Madison Trusolino is a PhD candidate in the Faculty of Information at the University of Toronto. Her SSHRC-funded dissertation is on women and LGBTQ+comedians’ experiences of work and resistance in the Toronto comedy scene. She joins the JHI in 2022-23 as one of our Chancellor Jackman Graduate Fellows.
JHI: What are your main research interests?
MT: My research looks at labour and community organizing in the precarious arts and culture industries. Specifically, I’m interested in how marginalized creatives experience both work and resistance. I approach this research through a feminist political economic lens that considers the structure of corporate and governmental institutions, while also fore fronting the agency of women, BIPOC and LGBTQ+ workers. I’m interested in the interplay of formal and alternative forms of labour organizing that can range from unions to whisper networks to Facebook groups.
JHI: What project(s) are you working on at the JHI and why did you choose it (them)?

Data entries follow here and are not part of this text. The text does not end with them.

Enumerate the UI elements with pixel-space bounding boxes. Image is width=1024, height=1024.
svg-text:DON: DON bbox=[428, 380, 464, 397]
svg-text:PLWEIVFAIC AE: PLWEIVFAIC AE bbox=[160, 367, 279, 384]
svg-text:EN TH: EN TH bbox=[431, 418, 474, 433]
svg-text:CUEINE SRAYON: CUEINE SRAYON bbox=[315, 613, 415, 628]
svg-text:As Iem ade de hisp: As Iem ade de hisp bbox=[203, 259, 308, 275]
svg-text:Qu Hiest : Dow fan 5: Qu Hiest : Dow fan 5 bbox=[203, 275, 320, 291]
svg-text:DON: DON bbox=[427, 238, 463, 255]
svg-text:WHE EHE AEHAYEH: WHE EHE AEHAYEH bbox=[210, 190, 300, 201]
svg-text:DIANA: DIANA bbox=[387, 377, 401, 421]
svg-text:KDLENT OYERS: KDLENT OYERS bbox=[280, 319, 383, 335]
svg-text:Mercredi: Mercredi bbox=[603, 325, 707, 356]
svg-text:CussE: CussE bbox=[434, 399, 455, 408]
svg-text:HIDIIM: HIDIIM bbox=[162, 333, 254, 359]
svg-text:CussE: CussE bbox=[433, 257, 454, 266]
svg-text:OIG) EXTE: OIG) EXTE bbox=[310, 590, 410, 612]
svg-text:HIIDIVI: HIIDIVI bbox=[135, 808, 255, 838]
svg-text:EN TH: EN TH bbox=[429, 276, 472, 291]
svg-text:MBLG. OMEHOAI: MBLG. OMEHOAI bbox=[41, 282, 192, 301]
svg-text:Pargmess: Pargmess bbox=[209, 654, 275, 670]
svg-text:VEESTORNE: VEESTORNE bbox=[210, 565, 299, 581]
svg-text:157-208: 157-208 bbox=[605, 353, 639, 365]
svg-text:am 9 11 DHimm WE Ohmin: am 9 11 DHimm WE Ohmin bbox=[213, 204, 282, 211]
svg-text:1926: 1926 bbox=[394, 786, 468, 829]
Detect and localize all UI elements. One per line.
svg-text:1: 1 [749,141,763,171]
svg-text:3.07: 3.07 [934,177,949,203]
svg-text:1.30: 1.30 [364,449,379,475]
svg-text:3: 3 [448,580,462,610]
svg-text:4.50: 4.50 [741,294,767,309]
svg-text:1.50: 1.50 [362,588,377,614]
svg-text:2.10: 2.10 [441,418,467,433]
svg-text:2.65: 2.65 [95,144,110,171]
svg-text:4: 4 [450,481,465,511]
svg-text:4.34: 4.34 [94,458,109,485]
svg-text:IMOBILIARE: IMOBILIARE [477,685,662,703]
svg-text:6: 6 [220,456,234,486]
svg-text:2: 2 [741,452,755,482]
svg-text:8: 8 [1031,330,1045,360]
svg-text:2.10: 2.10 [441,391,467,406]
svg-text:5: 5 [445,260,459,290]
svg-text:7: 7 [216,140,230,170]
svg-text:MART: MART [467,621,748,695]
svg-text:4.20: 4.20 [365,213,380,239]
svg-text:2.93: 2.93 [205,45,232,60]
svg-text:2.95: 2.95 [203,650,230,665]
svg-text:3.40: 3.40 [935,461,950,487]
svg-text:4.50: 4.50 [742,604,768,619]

MT: I am currently completing my doctoral dissertation, Punching Up: Women & LGBTQ+ Comedians’ Experiences of Work and Resistance in Toronto’s Comedy Scene, which examines the experiences of women and LGBTQ+ comedians in the Canadian comedy industry, which is dominated by cisgender, straight, white men. Based on qualitative interviews with 20 Toronto-based women and LGBTQ+ comedians and a study of the dynamics of comedy creation at different scales of production, I build a theoretical framework of resistance attending to workers’ formal and informal acts of resistance in comedy and the cultural industries generally. I argue that by broadening our conception of worker’s resistance from the margins, we gain a better understanding of workplace organizing under increasingly precarious conditions for marginalized cultural workers.
JHI: What are you hoping to experience as a JHI Fellow? What have you enjoyed the most so far?
MT: As a JHI fellow I have experienced a sense of community that is sometimes difficult to find in a large university. Being able to have informal discussions over coffee with scholars from all different disciplines has been incredibly illuminating. Because we are a group at different stages in our careers, from undergraduates to doctoral students to professors, there is a “pay it forward” mentality where we all work to help and mentor one another. I am also indebted to the staff at the JHI who have been exceptionally accommodating and are dedicated to making sure we have all the resources we need to succeed.
JHI: Share something you read/watched/listened to recently that you enjoyed/were inspired by
MT: I saw Laura Poitras’ documentary All the Beauty and the Bloodshed about the artist Nan Goldin and her activism during the AIDS epidemic and now the opioid crisis, at TIFF. It was inspiring to see how Goldin and other artists/activists use their creative work to fight inequities in cultural institutions and how that impact reverberates outside of them.
That being said, my biggest comfort is reading historical romance novels which I take out by the stack from the Toronto Public Library. It’s all about balance.
JHI: What is a fun fact about you?
MT: I’ve volunteered in cat rescue for over 6 years. I’m taking a break from it while I finish my dissertation, but animal rescue is one of my biggest passions. Amongst my many roles, I’ve worked as a cat caretaker, foster coordinator, post adoption support person and I even co-produced a cat-themed comedy show fundraiser.